When will Jewish influences cease to be seen as, somehow, intrinsically tribal, when will they be seen as no less confining at least for those blessed with capacious imaginations than, say, Chekhov’s south Russian inflections? I have no doubt that Roth communes, fruitfully, and brilliantly, with Henry James or Flaubert, but this doesn’t scant the full array of influences from which he draws, that he uses so innovatively which include, in “Sabbath’s Theater” and “The Human Stain,” too, incessantly Jewish ones. (Roth in his Paris Review interview: “Is isn’t what it’s talking about that makes a book Jewish – it’s that the book won’t shut up. The book won’t leave you alone. Won’t let up. Gets too close.”)

Indeed, if one is to look for Roth’s Jewish preoccupations — and one need not look very far — there is nowhere better to see them than in his sense of Jewry’s overheated embraces and exclusions, both born of much the same impulses, which have provided him a splendid prism through which to probe community, its warm bosom, its awful underbelly. Is there another people that praises its achievers, that polices its boundaries, that punishes its miscreants with the fervor, the torrent of righteous indignation meted out, at one or another time, to Roth, or Hannah Arendt, or, for that matter, Richard Goldstone? Is it mere happenstance that Jewry’s entry into modernity is punctuated by the afterglow of Spinoza’s own excommunication from community, the appearance of that solitary person shorn of obligatory fellowship, coolly isolated and whose identity is so indelibly marked by his being, now and always, communally adrift?

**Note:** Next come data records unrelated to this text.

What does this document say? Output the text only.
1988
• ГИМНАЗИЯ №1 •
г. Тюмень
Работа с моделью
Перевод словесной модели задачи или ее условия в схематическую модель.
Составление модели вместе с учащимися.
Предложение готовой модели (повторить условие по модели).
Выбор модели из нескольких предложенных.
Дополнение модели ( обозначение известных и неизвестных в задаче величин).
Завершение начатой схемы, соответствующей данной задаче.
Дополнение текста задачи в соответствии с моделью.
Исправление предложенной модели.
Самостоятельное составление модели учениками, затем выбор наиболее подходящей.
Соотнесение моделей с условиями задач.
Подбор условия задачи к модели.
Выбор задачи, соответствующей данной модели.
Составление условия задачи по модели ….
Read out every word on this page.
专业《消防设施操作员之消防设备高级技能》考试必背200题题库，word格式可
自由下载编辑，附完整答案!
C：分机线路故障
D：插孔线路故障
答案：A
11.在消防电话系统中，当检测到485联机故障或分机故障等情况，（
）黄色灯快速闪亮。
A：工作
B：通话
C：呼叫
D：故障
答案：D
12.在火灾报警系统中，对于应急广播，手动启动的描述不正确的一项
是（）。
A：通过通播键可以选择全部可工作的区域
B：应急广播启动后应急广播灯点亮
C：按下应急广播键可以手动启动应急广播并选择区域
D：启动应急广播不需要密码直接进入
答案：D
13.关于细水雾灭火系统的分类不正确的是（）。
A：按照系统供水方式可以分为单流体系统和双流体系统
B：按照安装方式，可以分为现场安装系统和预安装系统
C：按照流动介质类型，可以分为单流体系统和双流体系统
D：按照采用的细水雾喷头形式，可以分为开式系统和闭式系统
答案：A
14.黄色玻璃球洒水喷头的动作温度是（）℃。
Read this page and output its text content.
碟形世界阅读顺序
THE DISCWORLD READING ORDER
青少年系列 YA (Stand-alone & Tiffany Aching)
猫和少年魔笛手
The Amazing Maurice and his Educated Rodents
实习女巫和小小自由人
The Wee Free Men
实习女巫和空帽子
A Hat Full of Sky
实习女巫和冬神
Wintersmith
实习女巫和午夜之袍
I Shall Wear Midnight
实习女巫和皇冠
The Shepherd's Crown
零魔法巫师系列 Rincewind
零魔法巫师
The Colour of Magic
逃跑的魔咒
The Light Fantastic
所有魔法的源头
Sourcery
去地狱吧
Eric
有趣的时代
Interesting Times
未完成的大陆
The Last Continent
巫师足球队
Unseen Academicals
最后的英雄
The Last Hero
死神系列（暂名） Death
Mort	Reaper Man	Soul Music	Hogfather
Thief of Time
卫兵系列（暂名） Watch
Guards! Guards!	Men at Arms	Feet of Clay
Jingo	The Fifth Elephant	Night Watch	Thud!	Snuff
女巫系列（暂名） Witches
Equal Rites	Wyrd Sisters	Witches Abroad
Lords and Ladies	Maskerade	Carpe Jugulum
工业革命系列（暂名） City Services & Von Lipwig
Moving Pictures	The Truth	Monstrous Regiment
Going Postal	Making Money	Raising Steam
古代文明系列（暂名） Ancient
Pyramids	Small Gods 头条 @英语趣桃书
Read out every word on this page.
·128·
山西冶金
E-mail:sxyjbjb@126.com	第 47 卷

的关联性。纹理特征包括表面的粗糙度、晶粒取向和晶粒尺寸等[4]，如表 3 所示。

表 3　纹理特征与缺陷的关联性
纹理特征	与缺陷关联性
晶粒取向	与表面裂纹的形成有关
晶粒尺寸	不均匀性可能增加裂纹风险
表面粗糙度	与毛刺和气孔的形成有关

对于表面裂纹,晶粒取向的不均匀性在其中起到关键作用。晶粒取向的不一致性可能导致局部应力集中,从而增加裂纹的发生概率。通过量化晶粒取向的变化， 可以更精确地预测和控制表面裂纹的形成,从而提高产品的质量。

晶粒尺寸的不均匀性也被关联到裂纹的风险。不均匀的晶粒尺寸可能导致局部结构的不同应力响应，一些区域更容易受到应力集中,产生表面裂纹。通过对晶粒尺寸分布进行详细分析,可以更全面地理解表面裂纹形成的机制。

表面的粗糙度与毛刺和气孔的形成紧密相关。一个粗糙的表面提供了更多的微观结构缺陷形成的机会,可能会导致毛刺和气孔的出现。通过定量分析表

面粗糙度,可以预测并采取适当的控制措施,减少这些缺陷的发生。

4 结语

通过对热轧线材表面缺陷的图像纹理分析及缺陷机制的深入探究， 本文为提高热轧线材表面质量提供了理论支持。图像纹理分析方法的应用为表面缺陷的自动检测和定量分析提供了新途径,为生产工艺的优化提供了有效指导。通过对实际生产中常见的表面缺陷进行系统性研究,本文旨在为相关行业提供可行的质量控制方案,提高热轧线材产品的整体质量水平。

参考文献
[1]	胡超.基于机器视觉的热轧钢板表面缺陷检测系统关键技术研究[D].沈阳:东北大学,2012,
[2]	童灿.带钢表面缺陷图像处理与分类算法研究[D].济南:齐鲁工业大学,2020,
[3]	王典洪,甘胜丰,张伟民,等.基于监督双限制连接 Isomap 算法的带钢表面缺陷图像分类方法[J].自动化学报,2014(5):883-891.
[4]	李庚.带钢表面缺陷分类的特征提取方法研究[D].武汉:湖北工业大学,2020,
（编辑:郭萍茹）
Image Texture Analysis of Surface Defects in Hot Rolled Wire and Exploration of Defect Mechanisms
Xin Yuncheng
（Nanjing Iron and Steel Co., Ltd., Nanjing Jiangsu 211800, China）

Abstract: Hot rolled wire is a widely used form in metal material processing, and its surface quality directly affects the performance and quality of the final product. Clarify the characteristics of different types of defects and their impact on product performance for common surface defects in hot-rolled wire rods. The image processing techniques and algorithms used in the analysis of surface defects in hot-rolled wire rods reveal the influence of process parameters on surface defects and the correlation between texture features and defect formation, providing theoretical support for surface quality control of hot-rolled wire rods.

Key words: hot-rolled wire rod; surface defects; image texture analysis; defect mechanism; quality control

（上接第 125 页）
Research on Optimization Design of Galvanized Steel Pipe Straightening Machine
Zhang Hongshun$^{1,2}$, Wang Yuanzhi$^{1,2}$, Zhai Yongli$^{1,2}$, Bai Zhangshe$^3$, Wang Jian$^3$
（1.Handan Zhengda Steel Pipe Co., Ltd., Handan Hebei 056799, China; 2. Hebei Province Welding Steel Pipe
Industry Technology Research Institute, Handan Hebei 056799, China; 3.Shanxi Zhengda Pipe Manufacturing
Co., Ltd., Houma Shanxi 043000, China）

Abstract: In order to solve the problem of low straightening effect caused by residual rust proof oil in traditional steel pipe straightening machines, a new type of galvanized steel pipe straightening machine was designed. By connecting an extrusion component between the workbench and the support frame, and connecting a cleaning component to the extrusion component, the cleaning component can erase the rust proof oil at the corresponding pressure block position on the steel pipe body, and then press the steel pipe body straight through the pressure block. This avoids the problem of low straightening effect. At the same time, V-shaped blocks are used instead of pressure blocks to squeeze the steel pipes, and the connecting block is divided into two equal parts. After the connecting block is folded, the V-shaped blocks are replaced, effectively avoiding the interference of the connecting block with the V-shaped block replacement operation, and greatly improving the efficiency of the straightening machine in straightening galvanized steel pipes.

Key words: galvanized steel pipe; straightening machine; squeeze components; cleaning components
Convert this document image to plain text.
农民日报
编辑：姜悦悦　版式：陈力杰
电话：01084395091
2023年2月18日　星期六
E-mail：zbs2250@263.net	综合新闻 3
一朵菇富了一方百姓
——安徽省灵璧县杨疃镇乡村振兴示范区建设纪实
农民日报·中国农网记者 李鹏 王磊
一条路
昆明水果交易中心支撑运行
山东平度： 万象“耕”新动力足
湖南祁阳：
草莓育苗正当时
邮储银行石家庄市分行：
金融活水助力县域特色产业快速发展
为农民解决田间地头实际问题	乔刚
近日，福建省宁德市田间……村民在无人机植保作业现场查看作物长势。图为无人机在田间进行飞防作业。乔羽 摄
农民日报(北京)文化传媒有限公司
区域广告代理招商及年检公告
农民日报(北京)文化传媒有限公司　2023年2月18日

“Portnoy’s Complaint”: “They might as well have had plates in their lips and rings through their noses and painted themselves blue for all the human sense they made! Oh and the milchiks and flaishiks besides, all those meshuggeneh rules and regulations on top of their own private craziness! It’s a family joke that when I was a tiny child I turned from the window out of which I was watching a snowstorm, and hopefully asked, ‘Momma, do we believe in winter?’ Do you know what I’m saying? I was raised by Hottentots and Zulus! I couldn’t even contemplate drinking a glass of milk with my salami sandwich without giving serious offense to God Almighty.”

One escapes to the toilet, or to the Berkshires, but the solitary pleasures on offer feel, always, like escape. There is a poignancy, an absence in them and it’s right there in that sense of having lost something that you’d never, ever want to envelope you again, where one finds at least one of the wounds that Roth’s genius has wound itself around, time and again, for half a century now. Biz hundert un tsvantsik, until the age of Moses.

Steven J. Zipperstein is the Daniel E. Koshland Professor in Jewish culture and history at Stanford University.